On June 29, 2023, the Consumer Financial Protection Bureau issued its annual fair lending report to Congress, confirming that although there was relatively little public fair lending enforcement in 2022, the CFPB and other financial regulatory agencies are engaged in significant nonpublic oversight, examination, and enforcement activities, in addition to ongoing rulemaking initiatives. These oversight activities extend to virtually all consumer lending products, as well as small business loans. And, while the CFPB is focused on bias with respect to advanced and emerging technologies, such as artificial intelligence and automated valuation models, the report details a host of regulatory activities around technical noncompliance with protections beyond customer race and ethnicity, with a particular focus on age discrimination and public assistance discrimination.

CFPB's fair lending supervision and enforcement spans wide set of credit markets, with focus on traditional and new technologies

The CFPB brought only one fair lending enforcement action in 2022 – a joint settlement with the Department of Justice (DOJ) and attorneys general over claims of redlining in the Philadelphia region.
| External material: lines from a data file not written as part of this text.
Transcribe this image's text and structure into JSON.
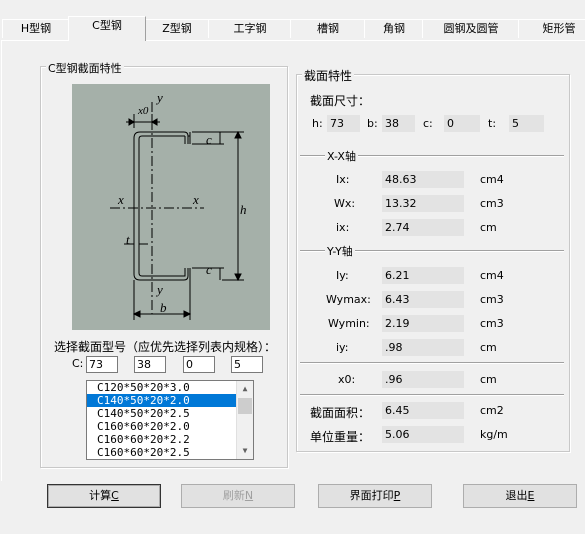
{
  "tabs": [
    {
      "label": "H型钢",
      "active": false
    },
    {
      "label": "C型钢",
      "active": true
    },
    {
      "label": "Z型钢",
      "active": false
    },
    {
      "label": "工字钢",
      "active": false
    },
    {
      "label": "槽钢",
      "active": false
    },
    {
      "label": "角钢",
      "active": false
    },
    {
      "label": "圆钢及圆管",
      "active": false
    },
    {
      "label": "矩形管",
      "active": false
    }
  ],
  "left_group": {
    "title": "C型钢截面特性",
    "diagram_labels": {
      "y_top": "y",
      "x0": "x0",
      "c_top": "c",
      "x_left": "x",
      "x_right": "x",
      "h": "h",
      "t": "t",
      "c_bottom": "c",
      "y_bottom": "y",
      "b": "b"
    },
    "select_prompt": "选择截面型号（应优先选择列表内规格）：",
    "dims_label": "C:",
    "dims": {
      "h": "73",
      "b": "38",
      "c": "0",
      "t": "5"
    },
    "list_items": [
      "C120*50*20*3.0",
      "C140*50*20*2.0",
      "C140*50*20*2.5",
      "C160*60*20*2.0",
      "C160*60*20*2.2",
      "C160*60*20*2.5"
    ],
    "selected_index": 1
  },
  "right_group": {
    "title": "截面特性",
    "size_title": "截面尺寸：",
    "size": {
      "h_label": "h:",
      "h": "73",
      "b_label": "b:",
      "b": "38",
      "c_label": "c:",
      "c": "0",
      "t_label": "t:",
      "t": "5"
    },
    "xx_title": "X-X轴",
    "ix_big": {
      "label": "Ix:",
      "value": "48.63",
      "unit": "cm4"
    },
    "wx": {
      "label": "Wx:",
      "value": "13.32",
      "unit": "cm3"
    },
    "ix_small": {
      "label": "ix:",
      "value": "2.74",
      "unit": "cm"
    },
    "yy_title": "Y-Y轴",
    "iy_big": {
      "label": "Iy:",
      "value": "6.21",
      "unit": "cm4"
    },
    "wymax": {
      "label": "Wymax:",
      "value": "6.43",
      "unit": "cm3"
    },
    "wymin": {
      "label": "Wymin:",
      "value": "2.19",
      "unit": "cm3"
    },
    "iy_small": {
      "label": "iy:",
      "value": ".98",
      "unit": "cm"
    },
    "x0": {
      "label": "x0:",
      "value": ".96",
      "unit": "cm"
    },
    "area": {
      "label": "截面面积：",
      "value": "6.45",
      "unit": "cm2"
    },
    "weight": {
      "label": "单位重量：",
      "value": "5.06",
      "unit": "kg/m"
    }
  },
  "buttons": {
    "calc": {
      "text": "计算",
      "key": "C"
    },
    "refresh": {
      "text": "刷新",
      "key": "N"
    },
    "print": {
      "text": "界面打印",
      "key": "P"
    },
    "exit": {
      "text": "退出",
      "key": "E"
    }
  }
}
However, the report also reflects that the CFPB devoted significant resources to fair lending oversight in the past year, and it is engaging in substantial nonpublic examinations and investigations of lending activity across a wide range of products. Specifically, the CFPB indicates it is conducting active fair lending investigations in product markets including student lending, payday lending, credit cards and mortgage lending for evidence of unfair, deceptive, or abusive acts and practices (UDAAP) and/or Equal Credit Opportunity Act (ECOA) violations. In the mortgage space, the CFPB notes it is looking at redlining, reverse redlining, and pricing exception and home valuation practices. Finally, the CFPB says it is using its ECOA and UDAAP authority to look at bias in automated systems and models, including the targeting of vulnerable populations.

Multiple financial services regulatory agencies focusing on fair lending practices

The annual fair lending report states that the bureau, the Federal Deposit Insurance Corporation (FDIC), the Federal Reserve Board (FRB) and the National Credit Union Administration (NCUA) collectively referred 23 potential fair lending violations to the DOJ in 2022, with the FDIC accounting for 12, the CFPB and the NCUA accounting for five each, and the FRB accounting for one. Those referrals covered mortgage lending, consumer lending, auto pricing and credit cards.

The referral activity also shows that, while agencies have concerns about historic areas of focus – redlining and discrimination on the basis of race and ethnicity in underwriting and pricing practices – there is also a significant focus on compliance with other ECOA protections. In particular, the agencies are looking at improper consideration of consumer marital status, age, public assistance income, familial status and a consumer's exercise of rights under the Consumer Credit Protection Act.

What to expect

The report makes clear that the CFPB and other agencies are focused on risks of discrimination associated with new or advanced technologies. In its statement about the "future of fair lending," the CFPB flags discrimination risks associated with sophisticated digital marketing, fraud screens and underwriting models reliant on artificial intelligence and machine learning, and chatbots and behavioral analytics that impact post-origination consumer interactions. To that end, the bureau notes it is increasing its expertise in data science and analytics to ensure it is able to hold creditors and service providers accountable for complying with fair lending laws. The CFPB also calls out "big tech platforms," which collect data that "are now fueling highly complex, black box algorithms."

Yet the examination and investigation statistics contained in the report also make clear that agencies continue their focus on traditional fair lending risks, or fair lending risks associated with traditional credit offerings. Thus, while institutions should consider stretching their fair lending programs to reflect advanced technologies, they still should be mindful of ECOA's protections and procedural requirements.